May the God of hope fill you with all joy and peace as you trust in him, so that you may overflow with hope by the power of the Holy Spirit. (Rom. 15:13 NIVO)
The last six days have been ridiculous. Last Friday schools were cancelled and from there it seems the world is upside down. The first few days people were processing what it means to live in a world on pause--a world where social distancing takes the place of handshakes and hugs. There is a lot of anxiety in the air.
At first, I was anxious and sad. I sat in our empty sanctuary on Sunday morning nearly in tears. I prayed for God to help us...guide us...protect us. I’ve mostly kept quiet until now--trying to make sense of it all. Whether one thinks this virus response is overblown nonsense or a serious crisis--this is the time to listen for God’s voice amidst the noise in our minds and hearts.
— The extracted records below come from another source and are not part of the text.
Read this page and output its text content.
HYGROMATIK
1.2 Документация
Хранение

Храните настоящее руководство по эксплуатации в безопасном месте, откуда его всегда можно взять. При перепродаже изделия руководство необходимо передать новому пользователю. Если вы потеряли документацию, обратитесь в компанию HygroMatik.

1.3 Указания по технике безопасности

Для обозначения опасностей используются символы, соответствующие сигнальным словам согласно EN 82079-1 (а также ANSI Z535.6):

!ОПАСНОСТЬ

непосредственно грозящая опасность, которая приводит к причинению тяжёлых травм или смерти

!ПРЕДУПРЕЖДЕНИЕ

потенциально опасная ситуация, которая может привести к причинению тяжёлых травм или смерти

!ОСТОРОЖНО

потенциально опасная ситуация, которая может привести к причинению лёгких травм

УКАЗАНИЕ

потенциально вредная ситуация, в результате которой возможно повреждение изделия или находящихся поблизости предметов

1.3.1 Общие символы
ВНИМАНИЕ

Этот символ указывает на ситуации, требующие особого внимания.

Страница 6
God is speaking. He always speaks but we’re often too busy to hear it. In this time when the brakes have been put on our worldly lives--this is a chance for us to accelerate our spiritual lives. This slower time is an opportunity for us to allow God a greater place in our day. Seems to me God is offering us the chance to reprioritize our lives--putting him at the top of our list of things to do.
If your world is radically changed--try making prayer the thing you do in the quiet of the morning when it is just you and God and no other distractions. Lay your worries at God's feet. Open your bible to a favorite passage and let it fill your heart and mind in this quiet time. And for the rest of the day, pray every time your heart feels anxious and angry. Pray with joy for blessings--for what God has done for you in the past. Pray, be creative in doing good, and trust in the Lord's will.
These days may seem like a curse. But they are an opportunity to reassess life’s priorities and practices. When we seek God’s face we will hear him speak. His voice is a song of hope even when all things seem dark.